Doing something in background and then updating UI is very hard to implement correctly in Android. It's simply badly designed. Typical example is an AsyncTask that fetches something from the web and displays the result. There are 2 problems with this:
The AsyncTask has a reference to Activity (because it needs to update its UI). After screen orientation change, the Activity is restarted. But the AsyncTask still references to the old destroyed Activity therefore it can't update the UI of the new Activity.
This can lead to OutOfMemoryException. Imagine that you have an Activity with lots of bitmaps and start some AsyncTask. You press BACK (Activity is finished) but the AsyncTask is still running and because it references to the Activity, the Activity with bitmaps is still in memory. Repeat this (start Activity and BACK) and you have a force close sooner or later.
This can be solved, but it is way too complicated. In one Activity I have 3 different AsyncTasks, each of them can be running in several instances simultaneously. Implementing this correctly is frustrating.

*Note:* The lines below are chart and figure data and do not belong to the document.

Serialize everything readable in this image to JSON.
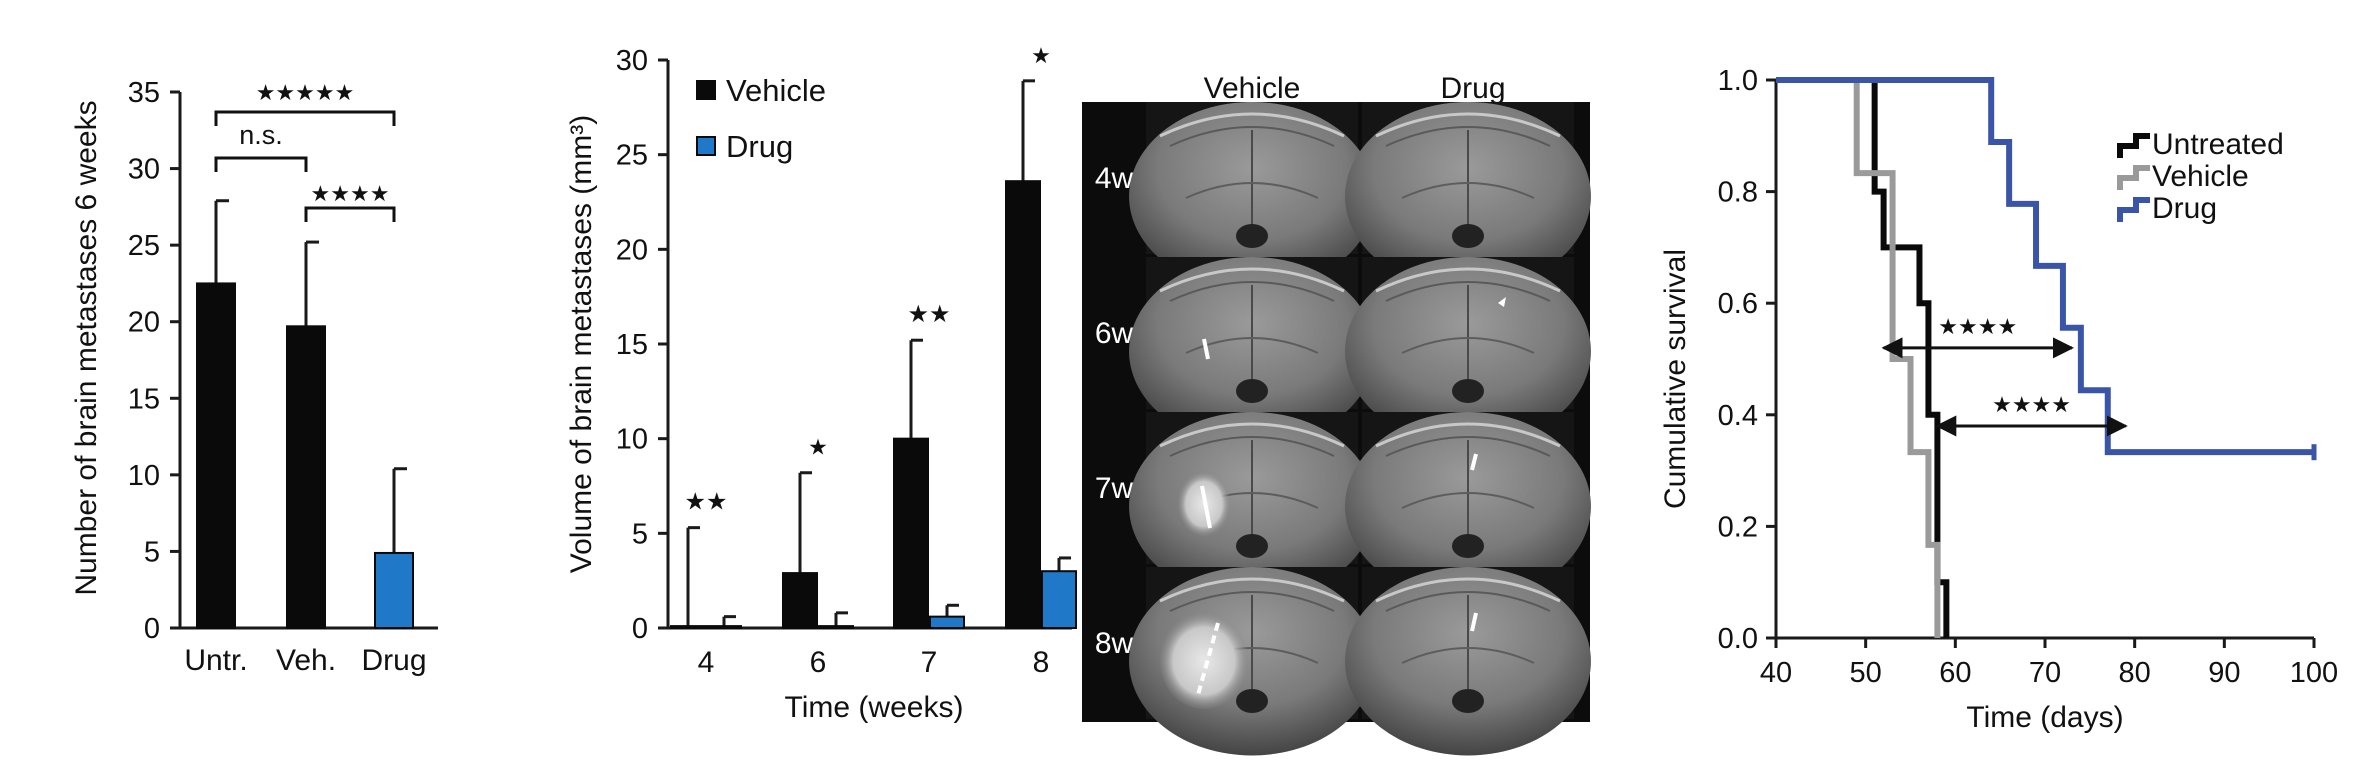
{
  "chart_data": [
    {
      "type": "bar",
      "panel": "a",
      "categories": [
        "Untr.",
        "Veh.",
        "Drug"
      ],
      "values": [
        22.5,
        19.7,
        4.9
      ],
      "errors": [
        5.4,
        5.5,
        5.5
      ],
      "colors": [
        "#0a0a0a",
        "#0a0a0a",
        "#1f78c8"
      ],
      "ylabel": "Number of brain metastases 6 weeks",
      "xlabel": "",
      "ylim": [
        0,
        35
      ],
      "yticks": [
        "0",
        "5",
        "10",
        "15",
        "20",
        "25",
        "30",
        "35"
      ],
      "grid": false,
      "significance": [
        {
          "from": 0,
          "to": 1,
          "label": "n.s."
        },
        {
          "from": 1,
          "to": 2,
          "label": "★★★★"
        },
        {
          "from": 0,
          "to": 2,
          "label": "★★★★★"
        }
      ]
    },
    {
      "type": "bar",
      "panel": "b",
      "categories": [
        "4",
        "6",
        "7",
        "8"
      ],
      "series": [
        {
          "name": "Vehicle",
          "color": "#0a0a0a",
          "values": [
            0.1,
            2.9,
            10.0,
            23.6
          ],
          "errors": [
            5.2,
            5.3,
            5.2,
            5.3
          ]
        },
        {
          "name": "Drug",
          "color": "#1f78c8",
          "values": [
            0.1,
            0.1,
            0.6,
            3.0
          ],
          "errors": [
            0.5,
            0.7,
            0.6,
            0.7
          ]
        }
      ],
      "xlabel": "Time (weeks)",
      "ylabel": "Volume of brain metastases (mm³)",
      "ylim": [
        0,
        30
      ],
      "yticks": [
        "0",
        "5",
        "10",
        "15",
        "20",
        "25",
        "30"
      ],
      "legend": "top-left",
      "grid": false,
      "significance": [
        "★★",
        "★",
        "★★",
        "★"
      ]
    },
    {
      "type": "line",
      "panel": "d",
      "step": true,
      "xlabel": "Time (days)",
      "ylabel": "Cumulative survival",
      "xlim": [
        40,
        100
      ],
      "ylim": [
        0,
        1
      ],
      "xticks": [
        "40",
        "50",
        "60",
        "70",
        "80",
        "90",
        "100"
      ],
      "yticks": [
        "0.0",
        "0.2",
        "0.4",
        "0.6",
        "0.8",
        "1.0"
      ],
      "legend": "top-right",
      "grid": false,
      "series": [
        {
          "name": "Untreated",
          "color": "#0a0a0a",
          "x": [
            40,
            51,
            52,
            56,
            57,
            58,
            59
          ],
          "y": [
            1.0,
            0.8,
            0.7,
            0.6,
            0.4,
            0.1,
            0.0
          ]
        },
        {
          "name": "Vehicle",
          "color": "#9a9a9a",
          "x": [
            40,
            49,
            51,
            53,
            55,
            57,
            58
          ],
          "y": [
            1.0,
            0.833,
            0.833,
            0.5,
            0.333,
            0.167,
            0.0
          ]
        },
        {
          "name": "Drug",
          "color": "#3a55a8",
          "x": [
            40,
            64,
            66,
            69,
            72,
            74,
            77,
            100
          ],
          "y": [
            1.0,
            0.889,
            0.778,
            0.667,
            0.556,
            0.444,
            0.333,
            0.333
          ]
        }
      ],
      "annotations": [
        {
          "label": "★★★★",
          "x1": 52,
          "x2": 73,
          "y": 0.52
        },
        {
          "label": "★★★★",
          "x1": 58,
          "x2": 79,
          "y": 0.38
        }
      ]
    }
  ],
  "mri": {
    "columns": [
      "Vehicle",
      "Drug"
    ],
    "rows": [
      "4w",
      "6w",
      "7w",
      "8w"
    ]
  }
}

The code becomes really hard to understand and debug.
Can Honeycomb Loaders somehow solve this? And is there a way to use them in pre-Honeycomb Android versions?
Yes, from my experience with Loader
they seem to solve the common problems people have with AsyncTasks
and configuration changes.
I think Google said that the fragments static library would include Loaders
as well so yes, they should work backwards too when the library is released.
This does not answer your question about Honeycomb loaders but the following link has a pattern that easily handles orientation changes for AsyncTasks.
http://evancharlton.com/thoughts/rotating-async-tasks/
Theres some other great posts on there as well.
Update: As OP noted in comments this only works for configuration (orientation) changes, but does not work when using BACK button and restart via Home menu or tasks list.
If you need one AsyncTask at a time, than you could use a static reference to AsyncTask inside Activity. The other option would be to save the reference to Application.
Then when a new Activity is started, you look if there is an AsyncTask running and set itself as current Activity (via a setter on AsyncTask). Be sure to synchronize access to Activity inside AsyncTask.